That is the list of presidential election results, by state, for every election ever held in the United States of America. There was a version of this chart in one of my history books in college and then, as now, it fascinated me. See, the state I'm currently moving out of is Vermont, and Vermont has the longest party loyalty streak of any state for any party: from 1856 through 1960, Vermont voted Republican. In case you were wondering, this is what the electoral map of 1856 looked like:
There were 31 states that year. And Vermont remained a Republican stronghold for 104 years. Even when the cool states were voting Democratic, Vermont voted Republican. Even when it was FDR in World War II, Vermont voted Republican. In fact, even after going for LBJ in 1960, Vermont went back to being Republican until 1992. Now, it's one of the bluest of the blue states, with there being no indication of anything about that changing in this election. Why?
It's complicated in ways I wish I had the time to get into. The Republican and Democratic parties performed a very slow waltz over the course of the 20th century in which the two traded places as the liberal and conservative voices, and that had a lot to do with race. In the last few years, the remaining handful of conservative Democrats and liberal Republicans have either jumped ship or died from old age.

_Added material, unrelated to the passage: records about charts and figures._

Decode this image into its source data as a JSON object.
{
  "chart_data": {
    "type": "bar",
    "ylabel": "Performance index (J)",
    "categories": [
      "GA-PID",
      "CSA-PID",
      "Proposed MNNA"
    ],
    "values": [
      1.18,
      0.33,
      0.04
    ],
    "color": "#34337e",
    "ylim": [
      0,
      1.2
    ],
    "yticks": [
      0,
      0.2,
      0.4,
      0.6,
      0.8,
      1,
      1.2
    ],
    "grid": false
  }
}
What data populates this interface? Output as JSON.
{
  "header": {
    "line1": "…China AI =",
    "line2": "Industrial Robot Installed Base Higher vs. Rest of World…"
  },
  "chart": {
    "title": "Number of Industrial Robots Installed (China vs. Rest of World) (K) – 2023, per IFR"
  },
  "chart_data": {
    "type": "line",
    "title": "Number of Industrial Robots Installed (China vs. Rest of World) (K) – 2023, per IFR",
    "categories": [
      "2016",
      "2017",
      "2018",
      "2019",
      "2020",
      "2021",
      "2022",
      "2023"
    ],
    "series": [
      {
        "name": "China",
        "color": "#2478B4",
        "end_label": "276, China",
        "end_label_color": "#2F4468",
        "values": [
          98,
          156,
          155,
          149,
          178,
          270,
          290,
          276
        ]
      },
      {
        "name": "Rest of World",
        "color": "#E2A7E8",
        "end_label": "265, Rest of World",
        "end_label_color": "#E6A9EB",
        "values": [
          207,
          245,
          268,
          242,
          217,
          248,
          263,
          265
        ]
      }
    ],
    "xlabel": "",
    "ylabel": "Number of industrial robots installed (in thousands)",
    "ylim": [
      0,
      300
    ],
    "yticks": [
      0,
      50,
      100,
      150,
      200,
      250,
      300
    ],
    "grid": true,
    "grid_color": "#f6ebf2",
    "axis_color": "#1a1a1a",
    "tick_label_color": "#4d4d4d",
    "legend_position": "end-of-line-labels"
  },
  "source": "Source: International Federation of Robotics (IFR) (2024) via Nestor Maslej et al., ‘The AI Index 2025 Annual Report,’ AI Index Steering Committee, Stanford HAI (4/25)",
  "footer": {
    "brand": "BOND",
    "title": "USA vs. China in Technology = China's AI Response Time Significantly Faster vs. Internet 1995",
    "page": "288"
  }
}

One might think that that's what happened with Vermont: The conservative generation has passed on, giving way to liberals. But what I, personally, have seen is nothing like that: I went to an Occupy march last year at about this time and most of the people there had probably been college kids when Vietnam was happening. The liberals here are young and old.
More than that, however, is that the Republican Party here in Vermont looks nothing like the Republican Party nationally. There are different strains of Republicanism nationally - the Reaganites, the neo-cons, whatever Mitt Romney is classified as - but I'd say the Republicans here are Coolidge Republicans, taciturn to the point of being spartan and concerned with function over style for everything. At the height of Tea Party mania during the midterm elections of 2010... nothing happened here.
I'm too young to really know if they've stuck by their guns the whole time or if they've retracted from the high-water mark of Reagan flamboyance in the 1980s, but either way, they're not the rest of the party is nationally. Just a thought worth sharing as we head into an election in which both sides are convinced the other party's candidate will run the US into the ground.